Hair is to face as frame to a painting. Hair is associated with health and it's beautiful, most attractive. Hair is a must-have. 

Besides, I don't want baldness passed on to children who will curse me.


----------



## Curiously (Nov 7, 2011)

A shiny bald head can be attractive. If I ever fall in love with a bald man, I'd make sure he applies sunscreen on that shiner.


----------



## gleeful (Nov 10, 2013)

In all honesty, if you were to ask me if I found baldness attractive, I would not hesitate to say no, however that's just a general physical feature, it wouldn't make a difference to whether I'd date the person or not. When I fall for someone, everything they are becomes attractive to me and the amount of hair on their head doesn't matter in the slightest.

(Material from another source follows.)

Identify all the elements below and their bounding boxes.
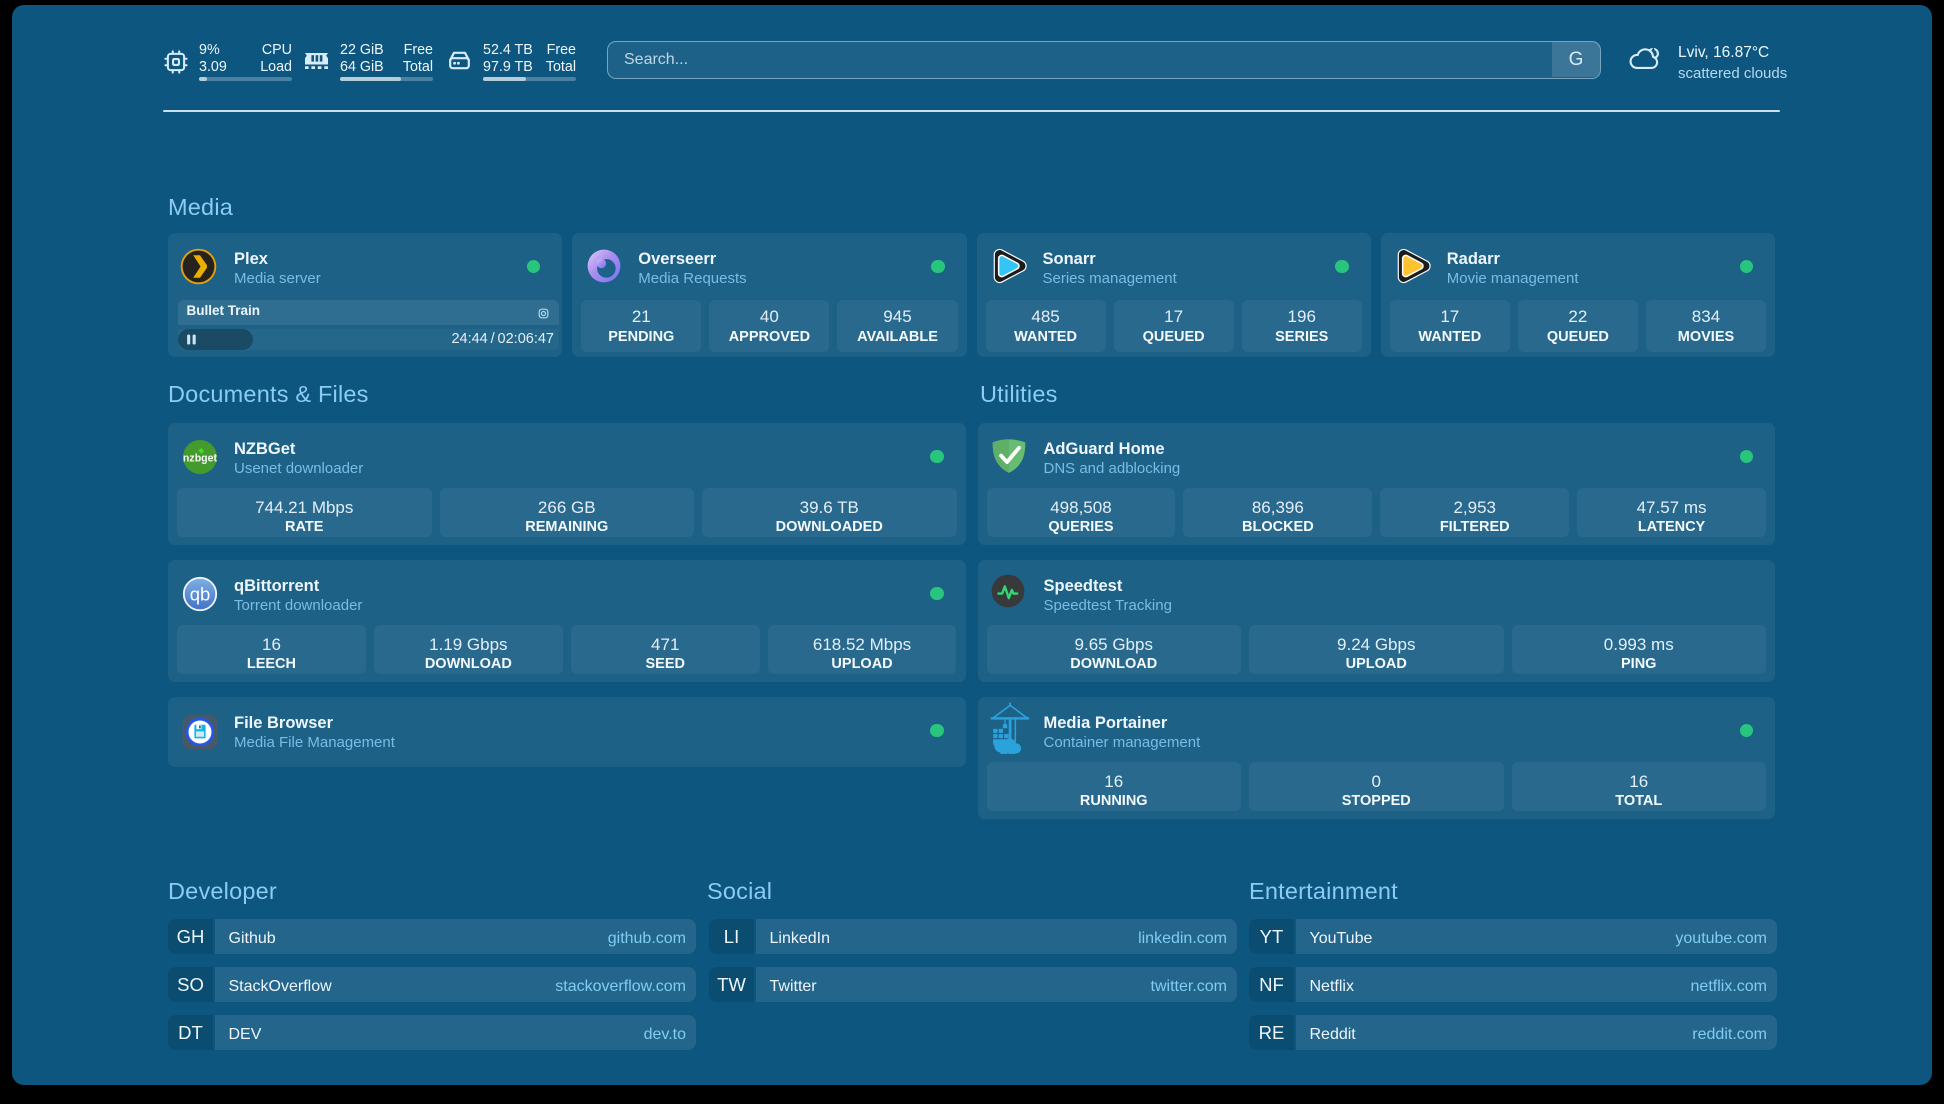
svg-text:nzbget: nzbget [183, 453, 218, 465]
svg-text:qb: qb [190, 584, 211, 605]
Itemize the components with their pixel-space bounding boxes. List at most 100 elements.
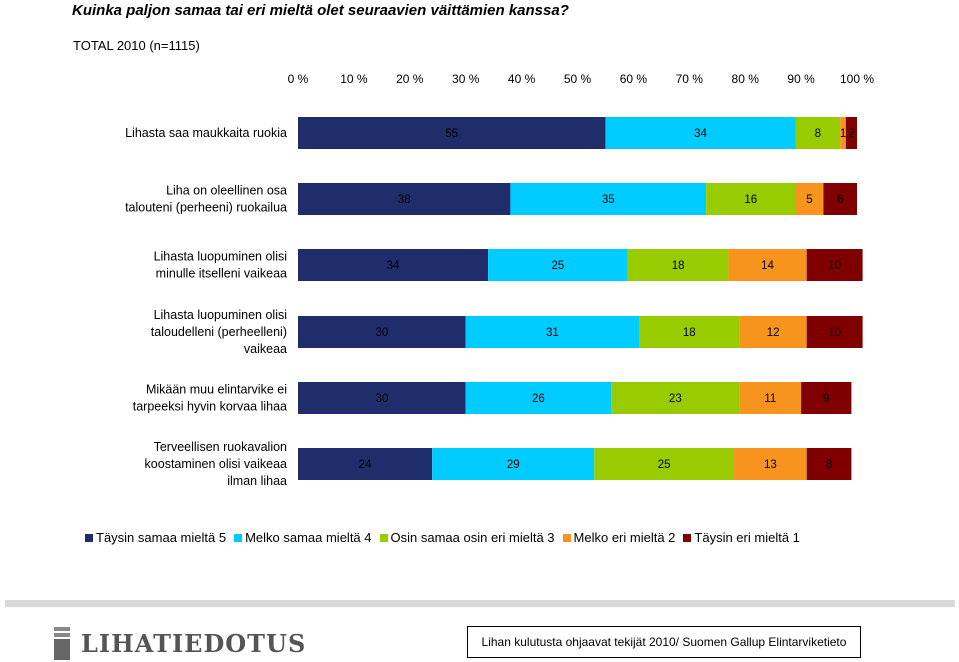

Anyway, I know loads of girls who specifically want a guy with hardly any hair!


----------



## aphinion (Apr 30, 2013)

Baldness is a much better alternative to comb-overs and toupees.


----------



## Preciselyd (Mar 18, 2018)

A man with a bald head and beard is a thumbs up for me. I tend to be more attracted to bald and bearded or long hair and bearded.


----------



## Preciselyd (Mar 18, 2018)

Curiously said:


> A shiny bald head can be attractive. If I ever fall in love with a bald man, I'd make sure he applies sunscreen on that shiner.


 @Curiously you made me laugh. Those are good statements.


----------



## Jaune (Jul 11, 2013)

Baldness is fine. Some men look better bald than others, but I'd never consider someone unattractive just because they lacked hair.


----------



## Daiz (Jan 4, 2017)

Preciselyd said:


> A man with a bald head and beard is a thumbs up for me. I tend to be more attracted to bald and bearded or long hair and bearded.


Hm, I hadn't thought of this but I believe I agree. Baldness by itself? Usually not into it (but can be). Baldness with some facial stubble/hair? Hell yea, boi

And it applies to people with a full head of hair too. Stubble just makes everything 100x better <3

Also, personality is by far the most important thing.


----------



## LindsyClarke80s (Mar 30, 2018)

A nice smooth shiny head can be really sexy :love-struck:


----------



## Senah (Oct 17, 2017)

JS did okay. 









I think there are plenty of bald guys who are attractive. 

Fair or not,I would say there are two things that are important to being found attractive and being bald: confidence, and being in good shape. Sort those out (and don't dress like a slob), and you should be just fine.


----------